Rabu, 10 Maret 2010

Save By The Bell: After Dulmatin...What Next?


Pasca tewasnya Noordin M. Top - dalam penyergapan di Dukuh Beji, desa Kedu, Kab. Temanggung, Jawa Tengah - berita tentang penyergapan pelaku teroris yang tengah menjadi buronan berbagai negara kembali mencuat. Siapa tokohnya? Dialah Dulmatin, orang yang menurut Kapolri adalah otak dari peristiwa Bom Bunuh diri di Bali (Bom Bali I) tahun 2002.
Dulmatin akhirnya tewas dalam proses penyergapan Densus 88 di sebuah warnet di wilayah Pamulang, Tangerang Selatan.
Sebuah 'prestasi' bagi pihak kepolisian di negeri ini.

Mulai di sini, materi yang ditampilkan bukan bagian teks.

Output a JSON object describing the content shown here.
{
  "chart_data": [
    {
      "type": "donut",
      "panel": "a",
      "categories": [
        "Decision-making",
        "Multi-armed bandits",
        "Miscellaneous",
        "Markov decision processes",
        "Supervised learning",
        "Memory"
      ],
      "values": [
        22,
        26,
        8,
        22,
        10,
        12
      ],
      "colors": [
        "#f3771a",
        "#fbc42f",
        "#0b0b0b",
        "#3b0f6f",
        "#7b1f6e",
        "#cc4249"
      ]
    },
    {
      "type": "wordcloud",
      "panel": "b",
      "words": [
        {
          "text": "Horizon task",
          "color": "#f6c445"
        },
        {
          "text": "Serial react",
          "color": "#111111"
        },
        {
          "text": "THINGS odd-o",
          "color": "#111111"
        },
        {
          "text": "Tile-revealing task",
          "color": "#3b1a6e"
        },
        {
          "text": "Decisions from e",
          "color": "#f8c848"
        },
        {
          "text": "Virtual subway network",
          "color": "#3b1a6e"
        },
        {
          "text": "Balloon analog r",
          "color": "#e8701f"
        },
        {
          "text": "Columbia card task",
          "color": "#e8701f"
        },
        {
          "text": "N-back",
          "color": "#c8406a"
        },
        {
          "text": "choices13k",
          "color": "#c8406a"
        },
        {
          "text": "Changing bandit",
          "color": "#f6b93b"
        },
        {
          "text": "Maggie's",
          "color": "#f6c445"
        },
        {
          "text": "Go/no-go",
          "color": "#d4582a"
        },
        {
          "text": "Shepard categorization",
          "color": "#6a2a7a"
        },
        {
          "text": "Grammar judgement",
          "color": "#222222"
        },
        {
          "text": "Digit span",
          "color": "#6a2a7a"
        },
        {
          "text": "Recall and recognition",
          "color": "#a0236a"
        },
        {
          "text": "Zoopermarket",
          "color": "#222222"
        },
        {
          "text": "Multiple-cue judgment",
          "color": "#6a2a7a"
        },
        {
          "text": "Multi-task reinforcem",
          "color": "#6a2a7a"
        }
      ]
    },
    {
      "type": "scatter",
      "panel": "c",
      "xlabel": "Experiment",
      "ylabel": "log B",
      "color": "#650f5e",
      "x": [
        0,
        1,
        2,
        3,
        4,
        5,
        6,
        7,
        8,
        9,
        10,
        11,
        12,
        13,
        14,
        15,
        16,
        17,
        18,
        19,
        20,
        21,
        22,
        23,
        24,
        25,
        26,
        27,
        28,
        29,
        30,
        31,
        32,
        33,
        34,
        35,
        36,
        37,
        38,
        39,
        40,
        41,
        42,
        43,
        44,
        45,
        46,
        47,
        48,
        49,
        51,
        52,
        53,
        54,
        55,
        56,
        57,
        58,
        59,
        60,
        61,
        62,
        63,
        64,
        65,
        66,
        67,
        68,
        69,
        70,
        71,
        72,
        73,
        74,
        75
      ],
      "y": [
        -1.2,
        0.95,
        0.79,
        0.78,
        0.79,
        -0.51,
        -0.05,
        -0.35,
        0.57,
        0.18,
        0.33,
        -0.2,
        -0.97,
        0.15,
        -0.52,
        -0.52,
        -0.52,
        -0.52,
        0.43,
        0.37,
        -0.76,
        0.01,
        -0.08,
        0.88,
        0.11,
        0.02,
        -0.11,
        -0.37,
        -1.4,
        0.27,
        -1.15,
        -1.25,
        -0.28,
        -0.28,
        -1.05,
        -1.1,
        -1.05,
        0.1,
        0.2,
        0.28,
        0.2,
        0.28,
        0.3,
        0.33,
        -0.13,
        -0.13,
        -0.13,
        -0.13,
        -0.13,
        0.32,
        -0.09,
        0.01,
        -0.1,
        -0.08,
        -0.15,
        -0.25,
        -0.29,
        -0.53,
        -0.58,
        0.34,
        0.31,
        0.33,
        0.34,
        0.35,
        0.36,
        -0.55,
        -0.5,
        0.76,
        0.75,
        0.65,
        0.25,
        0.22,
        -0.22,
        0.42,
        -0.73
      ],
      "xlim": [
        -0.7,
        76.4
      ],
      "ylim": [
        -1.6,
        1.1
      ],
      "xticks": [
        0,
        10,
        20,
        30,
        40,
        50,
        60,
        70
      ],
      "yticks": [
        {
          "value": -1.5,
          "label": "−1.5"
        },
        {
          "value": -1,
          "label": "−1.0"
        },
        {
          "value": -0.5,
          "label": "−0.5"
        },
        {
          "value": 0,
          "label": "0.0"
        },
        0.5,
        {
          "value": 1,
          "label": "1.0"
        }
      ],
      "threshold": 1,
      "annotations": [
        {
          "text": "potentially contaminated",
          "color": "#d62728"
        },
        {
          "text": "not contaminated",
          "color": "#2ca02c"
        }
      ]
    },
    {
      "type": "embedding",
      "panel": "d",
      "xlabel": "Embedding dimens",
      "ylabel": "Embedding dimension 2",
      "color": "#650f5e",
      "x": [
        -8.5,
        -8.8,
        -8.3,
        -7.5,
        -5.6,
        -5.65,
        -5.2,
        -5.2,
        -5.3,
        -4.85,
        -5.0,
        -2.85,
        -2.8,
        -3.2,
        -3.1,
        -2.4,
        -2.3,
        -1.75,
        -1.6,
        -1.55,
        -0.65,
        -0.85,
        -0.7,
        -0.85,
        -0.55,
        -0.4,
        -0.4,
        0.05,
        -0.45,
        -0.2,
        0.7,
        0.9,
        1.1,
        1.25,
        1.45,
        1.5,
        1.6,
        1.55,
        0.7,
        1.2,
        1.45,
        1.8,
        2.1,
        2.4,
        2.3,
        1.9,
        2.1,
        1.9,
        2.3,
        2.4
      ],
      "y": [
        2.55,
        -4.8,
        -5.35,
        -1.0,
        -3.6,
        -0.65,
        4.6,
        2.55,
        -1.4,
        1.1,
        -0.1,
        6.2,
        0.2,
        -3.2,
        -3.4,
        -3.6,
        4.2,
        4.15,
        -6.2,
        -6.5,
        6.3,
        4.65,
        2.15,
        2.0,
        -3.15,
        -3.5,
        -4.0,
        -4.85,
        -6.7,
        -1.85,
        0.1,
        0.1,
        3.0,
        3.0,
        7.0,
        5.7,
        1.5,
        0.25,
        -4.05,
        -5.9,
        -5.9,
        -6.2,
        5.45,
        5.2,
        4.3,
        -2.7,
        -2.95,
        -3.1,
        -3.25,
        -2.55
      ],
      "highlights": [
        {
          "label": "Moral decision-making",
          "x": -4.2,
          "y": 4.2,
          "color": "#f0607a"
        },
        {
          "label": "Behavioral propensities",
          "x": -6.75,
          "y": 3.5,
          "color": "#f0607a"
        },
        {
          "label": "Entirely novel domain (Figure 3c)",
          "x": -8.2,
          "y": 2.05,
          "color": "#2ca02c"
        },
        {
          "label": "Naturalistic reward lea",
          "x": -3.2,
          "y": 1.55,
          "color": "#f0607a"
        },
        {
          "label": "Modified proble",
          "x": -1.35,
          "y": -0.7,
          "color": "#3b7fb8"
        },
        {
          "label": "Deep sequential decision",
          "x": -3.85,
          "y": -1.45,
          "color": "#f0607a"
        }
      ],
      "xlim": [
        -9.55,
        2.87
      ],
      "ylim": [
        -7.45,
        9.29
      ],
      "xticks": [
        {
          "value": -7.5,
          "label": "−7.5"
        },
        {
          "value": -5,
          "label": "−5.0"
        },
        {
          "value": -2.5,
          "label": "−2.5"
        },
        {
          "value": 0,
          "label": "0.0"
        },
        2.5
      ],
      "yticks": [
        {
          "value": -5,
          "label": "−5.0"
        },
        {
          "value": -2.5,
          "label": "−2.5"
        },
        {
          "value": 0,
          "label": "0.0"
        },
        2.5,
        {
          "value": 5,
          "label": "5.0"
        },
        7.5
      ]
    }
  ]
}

Namun, jika saja kita sejenak menarik ingatan kita ke belakang (flash back), ternyata seperti ada kesamaan pola, dalam kedua moment penggerebekan teroris. Ya, antara penggerebekan Noordin M. Top dengan Dulmatin.
Pola yang bisa kita lihat adalah waktu (timming) dimana penggerebekan itu dilakukan (baca: terjadi).
Entah sebuah kebetulan atau tidak, tapi keduanya muncul di tengah hiruk pikuk kasus besar.
Dalam catatan kita, penggerebekan Noordin M. Top (September 2009) terjadi di tengah hiruk pikuk kasus Antasari Azhar, 'Cicak vs Buaya' dan Skandal Bail Out Bank Century. Lalu POLRI 'terselamatkan' dengan moment tewasnya Noordin M. Top.
Dan saat ini, POLRI kembali mengukir prestasi dimoment yang boleh dibilang tepat. Disaat polemik Bank Century sedang berada di puncaknya. Apakah ini hanya kebetulan, semacam 'save by the bell' bagi pihak-pihak tertentu? Atau memang semuanya sudah direncanakan sedemikian rupa dan rapih?
Kita tidak tahu. Tapi ada tiga hal yang patut kita pertanyakan terkait 'prestasi' POLRI dalam hal penggerebekan teroris:

1. Mengapa para pelaku teroris tersebut - khususnya yang dianggap sebagai gembong atau tokoh penting - tidak diupayakan untuk ditangkap hidup-hidup? Apakah POLRI tak memiliki penembak jitu (sniper)? Tidakkah dengan tertangkapnya mereka dalam kondisi hidup, akan memudahkan POLRI mengungkap jejaring teroris lainnya yang ada di Indonesia?

Terkait dengan pertanyaan di atas...

2. Jika para tokoh penting tersebut disepakati harus ditembak mati, lalu dari mana POLRI meyakini jejaring terorisme yang ada di Indonesia, beserta para kaki-tangannya? Okelah ada badan intelejen, tapi tidakkah itu berarti bahwa POLRI sebenarnya sudah tahu lebih dulu?

Atau...

3. Apakah ini hanya sebuah upaya 'menyelamatkan muka' pemerintah Indonesia di mata dunia, dalam hal ini terkait dengan AS (Obama) dan dialog politik dengan Australia?

Jawabannya: Bisa ya, bisa tidak. Tapi kemungkinan akan keterkaitan dari ketiganya bisa saja mungkin.
Lalu setelah tewasnya Dulmatin, isu apalagi yang akan menyeruak menjadi berita sehari-hari dan akan 'menguasai' telinga dan pikiran masyarakat kita? What next?